The Centre for Cities’ recent Cambridgeshire and Peterborough mayoral hustings showed that the city region’s new mayor will face a unique challenge when they take office: namely, addressing the diverse issues that Cambridge and Peterborough face in growing their economies.
The discussion at the event highlighted that, when it comes to areas such as housing, transport and skills, very different policies will be needed to ensure that both places – and the rural areas between them – can thrive in the coming years
Cambridge is one of the least affordable cities in the UK when it comes to housing, and so it was no surprise that this was one of the key issues in the hustings. Labour candidate Kevin Price made great play of the fact that as Deputy Leader of Cambridge City Council he’d been closely involved in negotiating the housing component of the city region’s devolution deal. In particular, he referred to the two deals the Combined Authority has done to boost affordable housing, including £100m for housing associations in the county beyond Cambridge.
Liberal Democrat candidate Rod Cantrill also focused on housing affordability, arguing that this discussion should not focus solely on houses for sale, with rental properties in high demand and just as unaffordable. He proposed a Local Living Rent set at no more than 33 per cent of the average local wage.
For independent candidate Peter Dawe, the key to addressing the city region’s housing needs is removing prohibitive planning restrictions and the intransigence of local councillors (including some of those sharing the platform with him). He proposed tearing up the planning system so that individual plots were put in the hands of potential buyers to expedite construction.

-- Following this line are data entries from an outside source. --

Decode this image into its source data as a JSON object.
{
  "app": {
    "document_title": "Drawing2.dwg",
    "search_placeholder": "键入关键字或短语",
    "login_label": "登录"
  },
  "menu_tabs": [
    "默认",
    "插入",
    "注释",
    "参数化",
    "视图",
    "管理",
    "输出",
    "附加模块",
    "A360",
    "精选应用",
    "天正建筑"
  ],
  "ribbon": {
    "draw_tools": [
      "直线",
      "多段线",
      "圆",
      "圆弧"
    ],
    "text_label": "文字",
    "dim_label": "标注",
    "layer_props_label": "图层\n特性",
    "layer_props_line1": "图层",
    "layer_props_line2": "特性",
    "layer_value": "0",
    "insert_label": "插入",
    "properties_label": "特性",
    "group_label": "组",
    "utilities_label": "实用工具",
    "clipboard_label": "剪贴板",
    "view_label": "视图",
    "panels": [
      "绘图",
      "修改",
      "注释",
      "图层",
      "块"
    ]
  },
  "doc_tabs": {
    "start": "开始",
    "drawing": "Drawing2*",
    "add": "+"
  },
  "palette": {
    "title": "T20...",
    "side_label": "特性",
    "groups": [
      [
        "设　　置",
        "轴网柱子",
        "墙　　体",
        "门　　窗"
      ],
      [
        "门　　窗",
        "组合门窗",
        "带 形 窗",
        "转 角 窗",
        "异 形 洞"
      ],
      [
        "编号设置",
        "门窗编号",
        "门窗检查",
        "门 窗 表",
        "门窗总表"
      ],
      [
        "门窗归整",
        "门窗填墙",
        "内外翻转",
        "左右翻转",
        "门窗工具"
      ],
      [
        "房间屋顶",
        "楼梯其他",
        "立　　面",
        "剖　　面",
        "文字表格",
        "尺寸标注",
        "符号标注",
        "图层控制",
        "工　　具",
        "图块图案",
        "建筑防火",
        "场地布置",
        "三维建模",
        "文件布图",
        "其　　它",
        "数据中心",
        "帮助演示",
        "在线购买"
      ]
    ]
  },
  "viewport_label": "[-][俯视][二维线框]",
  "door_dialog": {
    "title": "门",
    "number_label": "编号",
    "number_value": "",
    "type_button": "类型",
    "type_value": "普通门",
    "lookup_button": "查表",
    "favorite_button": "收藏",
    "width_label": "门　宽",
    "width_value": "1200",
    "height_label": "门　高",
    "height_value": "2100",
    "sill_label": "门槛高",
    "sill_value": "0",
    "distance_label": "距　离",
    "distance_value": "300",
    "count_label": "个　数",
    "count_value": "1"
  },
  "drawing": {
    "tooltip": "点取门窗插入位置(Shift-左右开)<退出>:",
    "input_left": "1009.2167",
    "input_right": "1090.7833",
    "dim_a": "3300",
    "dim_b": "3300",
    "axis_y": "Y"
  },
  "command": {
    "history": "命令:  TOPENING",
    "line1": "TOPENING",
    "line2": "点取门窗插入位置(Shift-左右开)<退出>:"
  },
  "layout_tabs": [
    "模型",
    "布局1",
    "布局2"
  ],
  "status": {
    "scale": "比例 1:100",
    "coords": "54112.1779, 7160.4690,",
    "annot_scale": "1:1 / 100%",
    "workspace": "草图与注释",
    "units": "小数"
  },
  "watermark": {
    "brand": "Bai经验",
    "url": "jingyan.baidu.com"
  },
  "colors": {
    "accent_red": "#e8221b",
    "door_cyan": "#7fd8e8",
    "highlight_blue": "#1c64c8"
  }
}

The need to get around planning restrictions was also highlighted by Conservative candidate James Palmer, who raised the example of the Community Land Trust in local villages Streatham and Wilburton, which enables local residents to neatly sidestep a planning system designed to protect the existing environment at the expense building new homes. However, to what extent this kind of initiative can be applied more widely is unclear.
Another big area of priority for Palmer in the debate was skills and education, which as our analysis shows is a particularly big issue in Peterborough. James Palmer argued for greater esteem and incentives for apprenticeships, and proposed that schools in the area should get league table points for getting young people into apprenticeships. He claimed that he could use his links to national government to make the city region a pilot area for the schools league table reform.

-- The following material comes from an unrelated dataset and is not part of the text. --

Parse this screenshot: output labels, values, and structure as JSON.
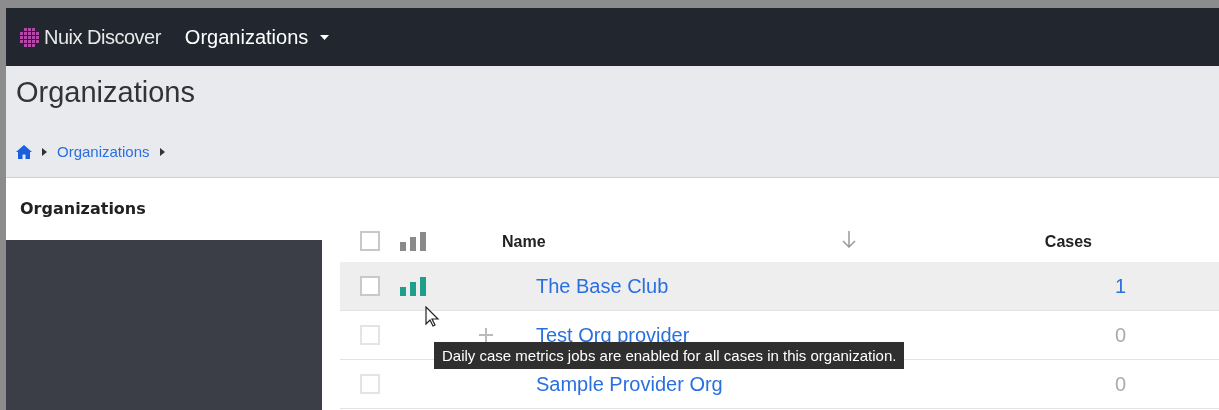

Peter Dawe echoed this idea by suggesting that schools had become factories for sending kids to university, in the process devaluing manual work. He recounted a recent conversation with civil engineers working on a local bypass who could not see the next generation coming through the ranks – put off by an education system biased against jobs in which your boots would get dirty.
A technology millionaire who made his fortune in the county, Dawe unsurprisingly saw technology as the solution to another of Cambridge’s big issues, traffic congestion. He proposed apps to facilitate greater use of taxis and buses in rural areas, and new single-seater pod-vehicles that would turn Cambridge City Centre’s roads into free-flowing four-line highways. In contrast, James Palmer promised to introduce a light rail for the county and an underground for city of Cambridge as one of his key election pledges
However, a cheaper way of reducing traffic and generating revenue to improve public transport across the city region would be to implement a congestion charge in Cambridge, as proposed in our recent briefing for the city region’s metro mayor.

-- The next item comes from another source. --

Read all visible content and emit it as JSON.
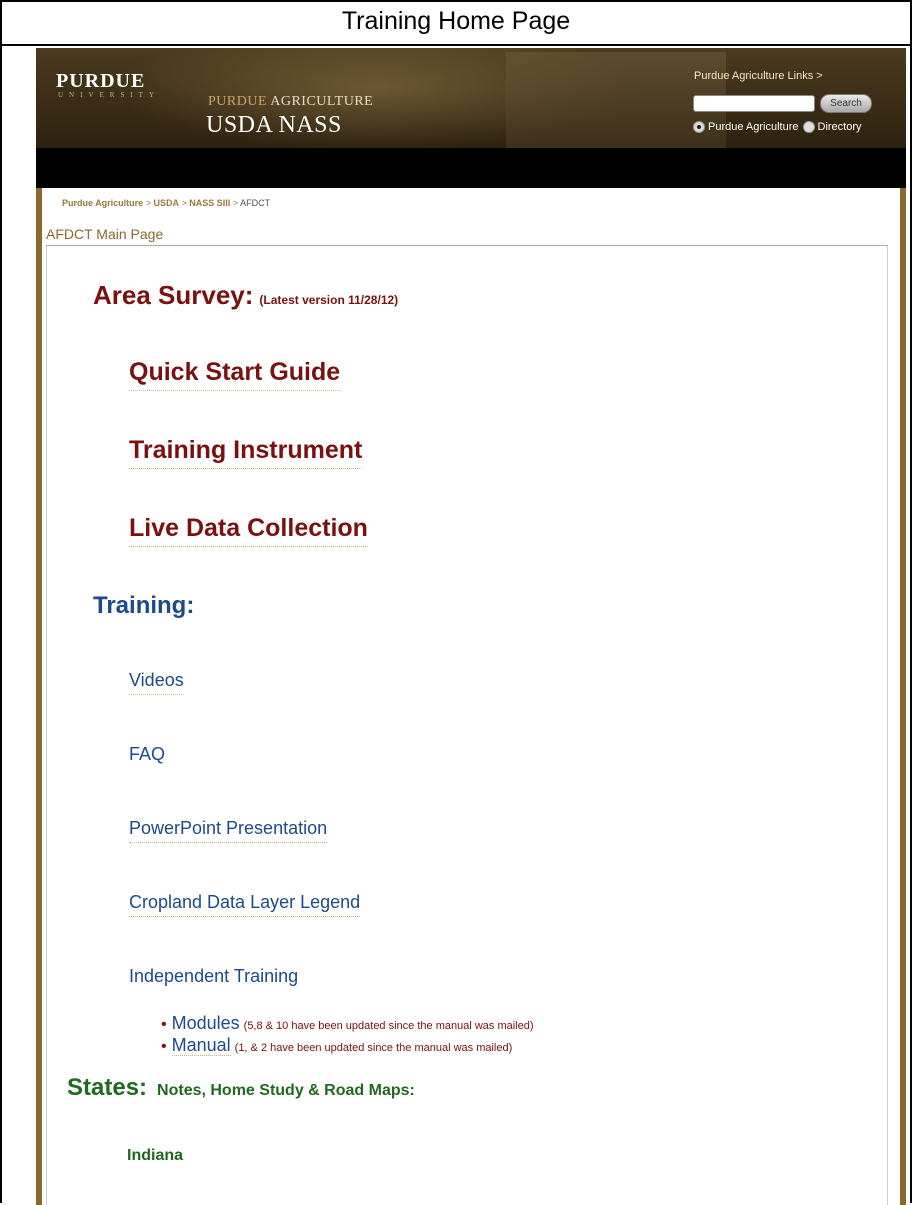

James Palmer opposed this idea completely, in favour of digging tunnels and laying track. Kevin Price also rejected the idea outright, preferring greater investment in a Park and Ride facilities and a workplace-parking levy in the city centre, while Rod Cantrill seemed more open to the idea of a congestion charge without committing to it.
What the debate lacked, however, was a clear sense of the different needs of Peterborough and Cambridge when it comes to growing their economies. As has probably become clear, much of the discussion focused on issues which are particularly relevant to Cambridge, but less so in Peterborough – where neither housing shortages nor congestion are significant problems.
That is perhaps understandable given that the event was held in Cambridge. But whoever becomes metro mayor for the city region will have a mandate that stretches across these two separate and distinct urban areas, and the wide expanses of countryside, fenland and agricultural land that lie between them.
Setting out a policy platform which recognises the very different approaches needed in Cambridge and Peterborough, and which also offers a coherent narrative and vision for the whole city region, will be critical in making a success of the role.
Simon Jeffrey is a researcher and external affairs officer at the Centre for Cities, on whose blog this article first appeared.